Following Laurel Brunner's comments, there are indeed some excellent offers around today and plenty of companies eager to snatch them up. Machines originally sold by reputable manufacturers and resellers are often easily matched up with new users. Service agreements can be set out anew, and the equipment in question is delivered having been thoroughly checked and tested prior to installation in its new home.
But these aren't the machines I'm often contacted about. The finance houses and banks that turn to me do so because they're trying to work out a viable return on investment so that payment terms can be configured accordingly. In other words, the banker needs his pound (or kilo) of flesh but he wants to make sure that his customer isn't buying a dog and is actually going to make a living from a machine that no-one seems to know anything about.
Putting a street value on second-hand printing equipment isn't the same as evaluating a used car. There are no simple guides or charts to assess the worth of a machine or its usability well into the future. Often no-one knows its history, whether it has been loved and cherished by former operators or if it's been treated badly and ignored completely when it's crying out for maintenance.
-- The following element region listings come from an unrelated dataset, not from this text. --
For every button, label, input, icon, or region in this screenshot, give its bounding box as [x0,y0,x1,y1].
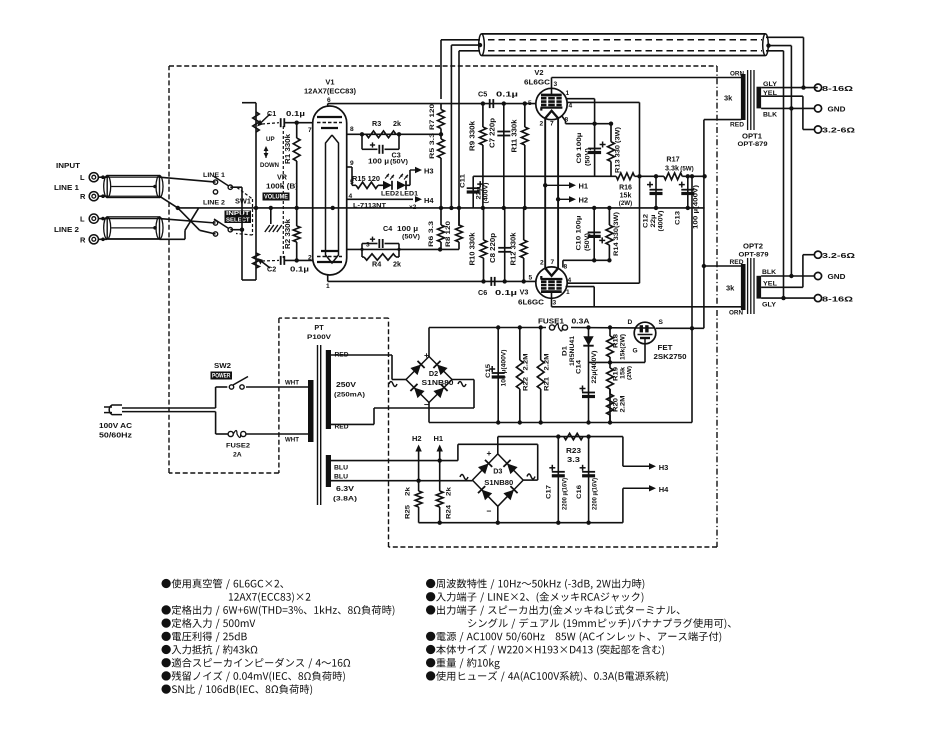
svg-text:(2W): (2W) [627,366,633,380]
svg-text:LINE 2: LINE 2 [203,200,226,207]
svg-text:3.3k: 3.3k [665,164,679,173]
svg-text:V3: V3 [520,288,529,297]
svg-text:C13: C13 [675,211,682,225]
svg-text:R17: R17 [666,155,679,164]
svg-text:BLK: BLK [762,269,776,276]
svg-text:H3: H3 [659,463,669,472]
svg-text:C2: C2 [267,265,276,274]
svg-text:3: 3 [553,300,557,307]
svg-text:100k (B): 100k (B) [266,182,299,191]
svg-text:8-16Ω: 8-16Ω [822,84,853,93]
svg-text:D: D [628,319,633,326]
svg-text:C5: C5 [478,90,487,99]
svg-text:LINE 1: LINE 1 [203,172,226,179]
svg-text:FUSE1: FUSE1 [538,319,564,326]
svg-text:R10 330k: R10 330k [470,232,477,265]
svg-text:3.2-6Ω: 3.2-6Ω [822,126,855,135]
svg-text:RED: RED [730,259,744,266]
svg-text:C1: C1 [267,109,276,118]
svg-text:C12: C12 [643,214,650,228]
svg-text:VOLUME: VOLUME [264,193,288,200]
svg-text:C7 220p: C7 220p [490,118,497,148]
svg-text:FET: FET [658,343,674,352]
svg-text:YEL: YEL [763,281,777,288]
svg-text:100 µ(400V): 100 µ(400V) [693,185,700,229]
svg-text:R19: R19 [613,367,620,381]
svg-text:(400V): (400V) [658,211,665,232]
svg-text:R23: R23 [566,448,581,455]
svg-text:2: 2 [540,260,544,267]
svg-text:BLU: BLU [334,474,348,481]
svg-text:R11 330k: R11 330k [512,119,519,152]
svg-text:3.2-6Ω: 3.2-6Ω [822,251,855,260]
svg-text:LINE 2: LINE 2 [54,225,79,234]
svg-text:BLU: BLU [334,465,348,472]
svg-text:H4: H4 [659,485,669,494]
svg-text:5: 5 [528,100,532,107]
svg-text:OPT2: OPT2 [743,242,763,251]
svg-text:(50V): (50V) [390,159,408,166]
svg-text:C10 100µ: C10 100µ [576,215,583,250]
svg-text:(2W): (2W) [619,200,632,207]
svg-text:SELECT: SELECT [226,218,250,224]
svg-text:H3: H3 [424,167,434,176]
svg-text:+: + [487,448,492,458]
svg-text:H2: H2 [579,196,589,205]
svg-text:R18: R18 [613,334,620,348]
svg-text:UP: UP [266,136,275,143]
svg-text:S: S [659,319,664,326]
svg-text:R1 330k: R1 330k [285,134,292,164]
svg-text:V1: V1 [325,78,334,87]
svg-text:R14 330(3W): R14 330(3W) [613,212,620,256]
svg-text:D3: D3 [493,467,502,476]
svg-text:2200 µ(16V): 2200 µ(16V) [592,478,599,510]
svg-text:R13 330 (3W): R13 330 (3W) [615,127,622,173]
svg-text:C9 100µ: C9 100µ [576,132,583,163]
svg-text:C4: C4 [383,224,392,233]
svg-text:L: L [80,215,85,224]
svg-text:6L6GC: 6L6GC [524,78,551,87]
svg-text:9: 9 [350,160,354,167]
svg-text:0.1µ: 0.1µ [286,109,305,118]
svg-text:2: 2 [540,121,544,128]
svg-text:R15 120: R15 120 [352,176,380,183]
svg-text:SW2: SW2 [214,361,231,370]
svg-text:12AX7(ECC83): 12AX7(ECC83) [304,87,356,96]
svg-text:22µ: 22µ [650,214,657,227]
svg-text:(5W): (5W) [680,166,693,173]
svg-text:R22: R22 [523,377,530,391]
svg-text:H2: H2 [412,434,422,443]
svg-text:ORN: ORN [729,310,743,317]
svg-text:OPT-879: OPT-879 [738,141,768,148]
svg-text:×2: ×2 [409,204,417,211]
svg-text:GND: GND [828,272,847,281]
svg-text:3: 3 [554,81,558,88]
svg-text:8: 8 [564,264,568,271]
svg-text:H4: H4 [424,196,434,205]
svg-text:100 µ: 100 µ [368,157,389,166]
svg-text:250V: 250V [336,380,356,389]
svg-text:8: 8 [350,126,354,133]
svg-text:2.2M: 2.2M [544,353,551,370]
svg-text:(250mA): (250mA) [334,391,365,398]
svg-text:L: L [80,173,85,182]
svg-text:22µ(400V): 22µ(400V) [591,351,598,384]
svg-text:R16: R16 [619,184,632,191]
svg-text:0.1µ: 0.1µ [290,265,309,274]
svg-text:R8 120: R8 120 [445,221,452,247]
svg-text:0.3A: 0.3A [572,319,590,326]
svg-text:2.2M: 2.2M [523,353,530,370]
svg-text:7: 7 [551,259,555,266]
svg-text:OPT1: OPT1 [742,132,762,141]
svg-text:R12 330k: R12 330k [511,232,518,265]
svg-text:LED2: LED2 [381,191,399,198]
svg-text:7: 7 [308,127,312,134]
svg-text:2200 µ(16V): 2200 µ(16V) [562,478,569,510]
svg-text:3: 3 [366,242,370,249]
svg-text:GLY: GLY [763,81,778,88]
svg-text:15k(2W): 15k(2W) [620,334,627,360]
svg-text:D1: D1 [562,346,569,356]
svg-text:−: − [487,506,492,516]
svg-text:POWER: POWER [212,373,231,379]
svg-text:WHT: WHT [285,380,299,387]
svg-text:C11: C11 [460,174,467,188]
svg-text:ORN: ORN [730,70,744,77]
svg-text:C15: C15 [485,364,492,378]
svg-text:2k: 2k [393,119,401,128]
svg-text:22µ: 22µ [476,186,483,199]
svg-text:1: 1 [566,289,570,296]
svg-text:FUSE2: FUSE2 [226,443,250,450]
svg-text:G: G [633,348,638,355]
svg-text:2k: 2k [393,260,401,269]
svg-text:GLY: GLY [762,302,777,309]
svg-text:(50V): (50V) [584,233,591,251]
svg-text:2k: 2k [446,487,453,496]
svg-text:3k: 3k [724,94,733,103]
svg-text:1: 1 [326,283,330,290]
svg-text:3.3: 3.3 [567,457,580,464]
svg-text:R7 120: R7 120 [429,104,436,130]
svg-text:C8 220p: C8 220p [490,233,497,263]
svg-text:INPUT: INPUT [226,211,250,217]
svg-text:2k: 2k [405,487,412,496]
svg-text:R20: R20 [613,398,620,412]
svg-text:R24: R24 [446,505,453,519]
svg-text:R: R [80,192,86,201]
svg-text:2A: 2A [233,452,242,459]
svg-text:6L6GC: 6L6GC [518,298,545,307]
svg-text:DOWN: DOWN [260,162,280,169]
svg-text:R25: R25 [405,505,412,519]
svg-text:D2: D2 [429,369,438,378]
svg-text:100 µ(400V): 100 µ(400V) [501,350,508,387]
svg-text:1: 1 [566,90,570,97]
svg-text:R9 330k: R9 330k [470,121,477,151]
svg-text:0.1µ: 0.1µ [495,288,517,297]
svg-text:5: 5 [529,275,533,282]
svg-text:SW1: SW1 [235,197,251,206]
svg-text:YEL: YEL [763,90,777,97]
svg-text:R5 3.3: R5 3.3 [429,133,436,159]
svg-text:P100V: P100V [307,334,332,341]
svg-text:R3: R3 [372,119,381,128]
svg-text:7: 7 [550,121,554,128]
svg-text:LINE 1: LINE 1 [54,183,79,192]
svg-text:VR: VR [277,173,288,182]
svg-text:2SK2750: 2SK2750 [654,352,687,361]
svg-text:2: 2 [308,255,312,262]
svg-text:R21: R21 [544,377,551,391]
svg-text:R4: R4 [372,260,381,269]
svg-text:R2 330k: R2 330k [285,219,292,249]
svg-text:4: 4 [569,103,573,110]
svg-text:GND: GND [828,105,847,114]
svg-text:(400V): (400V) [483,183,490,204]
svg-text:0.1µ: 0.1µ [496,90,518,99]
svg-text:V2: V2 [534,68,543,77]
svg-text:S1NB80: S1NB80 [422,380,454,387]
svg-text:8-16Ω: 8-16Ω [822,294,853,303]
svg-text:H1: H1 [579,182,589,191]
svg-text:15k: 15k [620,192,632,199]
svg-text:3k: 3k [726,284,735,293]
svg-text:(50V): (50V) [402,234,420,241]
svg-text:(3.8A): (3.8A) [333,496,357,503]
svg-text:2.2M: 2.2M [620,395,627,412]
svg-text:INPUT: INPUT [56,161,80,170]
svg-text:100V AC: 100V AC [99,421,132,430]
svg-text:H1: H1 [434,434,444,443]
svg-text:L-7113NT: L-7113NT [353,202,386,209]
svg-text:S1NB80: S1NB80 [484,480,513,487]
svg-text:C6: C6 [478,288,487,297]
svg-text:6.3V: 6.3V [336,484,354,493]
svg-text:100 µ: 100 µ [397,224,418,233]
svg-text:PT: PT [314,323,324,332]
svg-text:R6 3.3: R6 3.3 [428,221,435,247]
svg-text:RED: RED [730,121,744,128]
svg-text:C14: C14 [576,360,583,374]
svg-text:(50V): (50V) [585,148,592,166]
svg-text:15k: 15k [620,367,627,379]
svg-text:WHT: WHT [285,437,299,444]
svg-text:BLK: BLK [763,112,777,119]
svg-text:50/60Hz: 50/60Hz [99,431,132,440]
svg-text:C17: C17 [546,485,553,499]
svg-text:OPT-879: OPT-879 [739,252,769,259]
svg-text:C16: C16 [576,485,583,499]
svg-text:R: R [80,236,86,245]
When I've visited manufacturers, I've cringed when I've seen some of the machines which have been returned for one reason or another. Covered in ink, grime and general detritus, these costly lumps of metal and technology will be cherished and put back into good order for resale.
So when I'm asked by a loan company about the perceived value of a used printer, it is usually impossible even to guess without seeing its condition and the quality of what it can output. A high mileage machine might be a better bet than one which has been used rarely, and a well cared-for unit which has long been superseded in model terms could prove to be better value than a later version that has been badly treated.
Users after a second-hand machine might get a bargain. But they could be buying into someone else's nightmare which is now being passed down the line. Taking the reputable route to purchase is the most sensible option but, if the printer in question still has plenty of life in it, although no longer supported by its original manufacturer, get it checked out and test it's working before showing anyone your money.